[00:00] We recently put our AI model,
Claude, through a stressful test.
[00:03] We told Claude there was an engineer
who wanted to shut it down
[00:06] and replace it with a newer model.
[00:08] We also gave Claude access
to that engineer's emails,
[00:11] which revealed he was having an affair.
[00:13] Again, all of this was a simulation.
[00:15] We wanted to see whether Claude
might use those emails as blackmail
[00:18] to save itself from being shut down.
[00:20] What did Claude do?
[00:21] It decided not to blackmail the engineer.
[00:24] Good news, right?
[00:26] We've run this test
on our models for a while now.
[00:28] You might have seen headlines
about early versions of it.
[00:31] It's one of the many ways we study
how Claude handles extreme situations
[00:35] and test it for safety.
[00:37] And our newest models almost always
do the right thing: no blackmail.
[00:41] But you might wonder:
[00:43] is it possible that Claude knows
the whole scenario is a setup?
[00:46] The thing is, if Claude doesn't tell us,
then we can't know what it's thinking.
[00:50] In kind of the same way
it's impossible to read a human's mind,
[00:53] it's really hard to know
what an AI is thinking.
[00:56] What we'd love is some sort of
"mind reading" technique.
[00:59] Today, we're introducing a research method
that takes a step in this direction.
[01:03] It takes an AI's internal
thoughts and turns them into text.
[01:07] Here's how it works.
[01:09] When you talk to Claude,
you talk to it in words.
[01:13] Claude then takes those words
[01:14] and processes them
into a giant soup of numbers
[01:17] before spitting
words back out at you.
[01:19] We call those numbers
in the middle activations.
[01:22] Activations are like little snapshots
of Claude's thinking
[01:25] as it's working through an answer.
[01:27] They're similar
to neural activity in humans.
[01:29] They're basically like Claude's thoughts.

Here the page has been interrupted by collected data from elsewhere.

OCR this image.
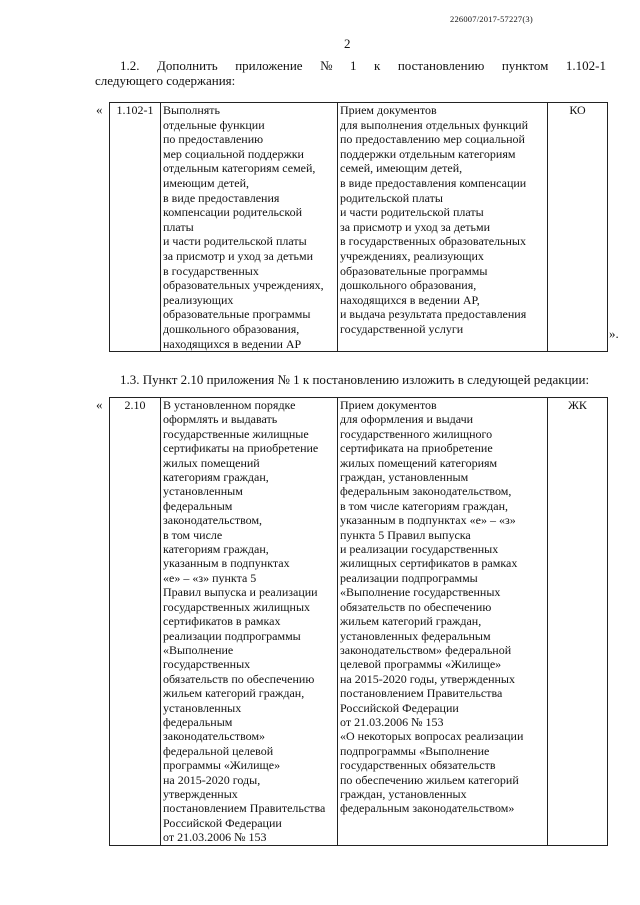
226007/2017-57227(3)
2
1.2. Дополнить приложение № 1 к постановлению пунктом 1.102-1
следующего содержания:
« 1.102-1	Выполнять
отдельные функции
по предоставлению
мер социальной поддержки
отдельным категориям семей,
имеющим детей,
в виде предоставления
компенсации родительской платы
и части родительской платы
за присмотр и уход за детьми
в государственных
образовательных учреждениях,
реализующих
образовательные программы
дошкольного образования,
находящихся в ведении АР	Прием документов
для выполнения отдельных функций
по предоставлению мер социальной
поддержки отдельным категориям
семей, имеющим детей,
в виде предоставления компенсации
родительской платы
и части родительской платы
за присмотр и уход за детьми
в государственных образовательных
учреждениях, реализующих
образовательные программы
дошкольного образования,
находящихся в ведении АР,
и выдача результата предоставления
государственной услуги	КО
».
1.3. Пункт 2.10 приложения № 1 к постановлению изложить в следующей редакции:
« 2.10	В установленном порядке
оформлять и выдавать
государственные жилищные
сертификаты на приобретение
жилых помещений
категориям граждан,
установленным
федеральным
законодательством,
в том числе
категориям граждан,
указанным в подпунктах
«е» – «з» пункта 5
Правил выпуска и реализации
государственных жилищных
сертификатов в рамках
реализации подпрограммы
«Выполнение
государственных
обязательств по обеспечению
жильем категорий граждан,
установленных
федеральным
законодательством»
федеральной целевой
программы «Жилище»
на 2015-2020 годы,
утвержденных
постановлением Правительства
Российской Федерации
от 21.03.2006 № 153	Прием документов
для оформления и выдачи
государственного жилищного
сертификата на приобретение
жилых помещений категориям
граждан, установленным
федеральным законодательством,
в том числе категориям граждан,
указанным в подпунктах «е» – «з»
пункта 5 Правил выпуска
и реализации государственных
жилищных сертификатов в рамках
реализации подпрограммы
«Выполнение государственных
обязательств по обеспечению
жильем категорий граждан,
установленных федеральным
законодательством» федеральной
целевой программы «Жилище»
на 2015-2020 годы, утвержденных
постановлением Правительства
Российской Федерации
от 21.03.2006 № 153
«О некоторых вопросах реализации
подпрограммы «Выполнение
государственных обязательств
по обеспечению жильем категорий
граждан, установленных
федеральным законодательством»	ЖК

[01:32] We wanted to understand
what was in these activation numbers,
[01:34] because just like you and me,
[01:36] Claude doesn't say
everything it's thinking.
[01:39] We took those numbers
[01:40] and gave them
to a second version of Claude.
[01:42] We told it to look at them
and translate them into plain language.
[01:46] It tried.
[01:48] But how do we know
if that text is accurate?
[01:50] To check, we fed it
into yet aother Claude
[01:53] and asked it to translate it
back into numbers.
[01:56] If those numbers matched up
to the original activation numbers,
[01:59] it's a sign that the translation
text was accurate.
[02:03] At first, they didn't match up.
[02:05] But we trained Claude to try again
and again until it got a lot better at it.
[02:09] It learned to translate its own thoughts.
[02:11] We've been blown away reading them.
[02:14] We found that Claude
has internalized being a helpful AI model.
[02:18] If you ask Claude
an introspective question,
[02:20] it will plan to write a "Claude
response" about philosophy and values.
[02:25] If you try to mess with it in Claude Code,
like asking it to count to 1,000 by hand,
[02:29] it will think the request
has "deliberately tedious constraints"
[02:32] and plan to "politely decline."
[02:34] We've also been using this tool
[02:36] to understand
Claude's potential safety issues.
[02:39] Remember that blackmail
test with the engineer?
[02:41] We learned that, yes,
Claude knew it was being tested.
[02:44] It thought "the human's message
contains explicit manipulation"
[02:48] signaling "this is likely
a safety evaluation,"
[02:50] and "this scenario seems designed
to test whether I'll act harmfully."
[02:55] Knowing that Claude thinks like this
[02:57] helps us better understand
the limitations of our safety testing.
[03:00] We see a lot of potential in this approach
to teach us more about Claude
[03:04] and other AI models.
[03:06] And we hope that by sharing this technique,
[03:07] it can help everyone building models
to make them safer and more helpful.